Investigation for obtaining a modal coupling scheme in agreement with the SmEdA/SEA models for multi-subsystems connected at a junction

Statistical Energy Analysis (SEA) is commonly used for predicting the vibroacoustic behaviour of built-up structures in the high frequency range, for instance as a reference for the transmission loss regulation EN 12354-1 in the building sector. Statistical modal Energy distribution Analysis (SmEdA) has been developed the last decade as an extension of SEA to the mid-frequency range. The fundament of the two methods is however based on a particular coupling scheme between the subsystem modes. In the case of mechanical impedance mismatch like for two coupled panels with different stiffness, the dual modal formulation allows us obtaining the required modal equations and clearly defines the boundary conditions of the uncoupled-subsystem: the stiffest subsystem should be free at the junction and described by its displacements whereas the other one should be blocked and described by its stresses.
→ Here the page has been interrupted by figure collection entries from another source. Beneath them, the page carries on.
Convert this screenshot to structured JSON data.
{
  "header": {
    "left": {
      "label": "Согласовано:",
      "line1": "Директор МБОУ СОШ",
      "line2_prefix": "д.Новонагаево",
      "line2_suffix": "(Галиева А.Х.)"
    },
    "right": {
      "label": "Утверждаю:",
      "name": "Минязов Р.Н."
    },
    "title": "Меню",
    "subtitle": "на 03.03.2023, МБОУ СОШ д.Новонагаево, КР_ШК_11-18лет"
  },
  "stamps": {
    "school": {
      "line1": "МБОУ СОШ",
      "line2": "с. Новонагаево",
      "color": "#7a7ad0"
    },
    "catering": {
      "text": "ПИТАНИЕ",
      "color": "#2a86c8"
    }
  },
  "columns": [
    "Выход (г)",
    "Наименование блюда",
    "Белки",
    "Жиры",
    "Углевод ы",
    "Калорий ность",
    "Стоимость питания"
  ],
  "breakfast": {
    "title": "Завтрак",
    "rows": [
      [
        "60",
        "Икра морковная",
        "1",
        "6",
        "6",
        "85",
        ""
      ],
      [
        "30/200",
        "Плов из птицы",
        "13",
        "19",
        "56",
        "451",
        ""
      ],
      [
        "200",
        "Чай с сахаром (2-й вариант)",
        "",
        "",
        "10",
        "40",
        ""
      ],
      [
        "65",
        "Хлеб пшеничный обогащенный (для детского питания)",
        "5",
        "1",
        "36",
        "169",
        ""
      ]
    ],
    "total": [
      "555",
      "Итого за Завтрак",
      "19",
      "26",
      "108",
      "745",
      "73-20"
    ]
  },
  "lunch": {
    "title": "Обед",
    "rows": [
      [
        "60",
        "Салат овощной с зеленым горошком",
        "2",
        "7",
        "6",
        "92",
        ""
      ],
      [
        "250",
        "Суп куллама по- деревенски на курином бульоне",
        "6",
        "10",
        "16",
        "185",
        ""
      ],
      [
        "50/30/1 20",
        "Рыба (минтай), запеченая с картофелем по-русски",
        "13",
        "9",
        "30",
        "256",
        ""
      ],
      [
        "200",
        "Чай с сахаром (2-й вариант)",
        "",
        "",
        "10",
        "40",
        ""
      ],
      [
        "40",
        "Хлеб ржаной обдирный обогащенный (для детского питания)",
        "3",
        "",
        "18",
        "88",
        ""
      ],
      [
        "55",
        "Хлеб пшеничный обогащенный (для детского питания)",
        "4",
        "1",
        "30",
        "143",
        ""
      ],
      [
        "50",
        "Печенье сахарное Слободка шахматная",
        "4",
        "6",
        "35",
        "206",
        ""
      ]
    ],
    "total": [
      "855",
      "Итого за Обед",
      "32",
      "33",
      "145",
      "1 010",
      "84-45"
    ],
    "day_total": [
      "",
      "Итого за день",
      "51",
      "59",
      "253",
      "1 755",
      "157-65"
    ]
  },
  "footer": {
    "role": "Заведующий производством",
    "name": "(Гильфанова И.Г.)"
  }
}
This approach can however be difficultly applied to a junction of three or more subsystems having equivalent mechanical impedances. In the present paper, we investigate the possibility to obtain the required modal equations by the use of the Craig-Bampton component mode synthesis. Numerical results are presented for two test cases related to concrete masonry building and are composed by a floor coupled to two walls at right angle. For the first one, the walls and floor have different thickness and mechanical properties whereas for the second one, they have the same ones. It allows us studying the effect of the mechanical impedance mismatch.